The Zapotal sands and overlying beds mark the end of a cycle of sedimentary in fill. The ensuing Rodeo shales are of marine origin indicative of subsidence and the commencement of a new cycle. In a single well in the centre of the Progreso Basin the basal Rodeo shales carried the late Middle to early Upper Oligocene 'Manta' fauna of marine Foraminifera. Around the margin of the basin there are remnants of Miogypsina‑bearing reef‑sands marking the initial phase of subsidence in the younger Oligocene. In northwest Ecuador a parallel subsidence is recognizable and its start is marked by strong marginal unconformities which dwindle away into the basin sediments. Miogypsina reefs occur at the base of the unconformable sediments.
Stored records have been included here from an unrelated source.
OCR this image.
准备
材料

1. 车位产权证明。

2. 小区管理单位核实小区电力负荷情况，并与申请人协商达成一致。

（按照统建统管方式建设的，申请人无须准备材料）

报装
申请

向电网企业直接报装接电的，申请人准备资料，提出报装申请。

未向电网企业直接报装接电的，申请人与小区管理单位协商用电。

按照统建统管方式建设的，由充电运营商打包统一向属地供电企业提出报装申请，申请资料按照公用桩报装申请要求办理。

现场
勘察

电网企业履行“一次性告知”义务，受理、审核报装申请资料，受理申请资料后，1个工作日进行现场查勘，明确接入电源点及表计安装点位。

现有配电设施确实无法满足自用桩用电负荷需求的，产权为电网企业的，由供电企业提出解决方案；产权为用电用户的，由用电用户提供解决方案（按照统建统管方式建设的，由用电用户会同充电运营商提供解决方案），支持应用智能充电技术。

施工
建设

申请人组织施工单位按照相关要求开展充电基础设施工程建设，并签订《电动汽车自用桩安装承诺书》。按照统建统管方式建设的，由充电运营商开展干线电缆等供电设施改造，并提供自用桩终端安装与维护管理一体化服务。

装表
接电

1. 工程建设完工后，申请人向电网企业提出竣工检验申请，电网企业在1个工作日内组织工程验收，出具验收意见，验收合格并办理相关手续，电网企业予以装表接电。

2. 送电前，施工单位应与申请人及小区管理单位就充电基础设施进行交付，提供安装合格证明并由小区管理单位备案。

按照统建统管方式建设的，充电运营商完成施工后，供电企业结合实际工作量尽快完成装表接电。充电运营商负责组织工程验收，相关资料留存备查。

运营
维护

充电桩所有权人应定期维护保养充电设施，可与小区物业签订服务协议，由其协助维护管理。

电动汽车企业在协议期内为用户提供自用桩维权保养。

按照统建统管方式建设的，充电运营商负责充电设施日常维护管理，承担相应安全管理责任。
The time of the initial subsidence in the northwest fell between the extinction of Globigerina cf. concinna Reuss and G. dissimilis Cushman and Bermudez, i.e. at mid‑Middle Oligocene. Assuming that subsidence was contemporaneous in the south, it is difficult to reconcile the presubsidence accumulation of up to 4000 feet of sediments above the Zapotal sands with the claim that these sands are Middle Oligocene.
The foregoing data are drawn, by permission from various reports in the geological files of International Ecuadorean Petroleum Co. Much credit is due for detailed studies of megafossils to J. G. Marks and A. A. Olsson and of microfossils to F. V. Stevenson and H. E. Thalmann, all previously on the company's paleontological staff.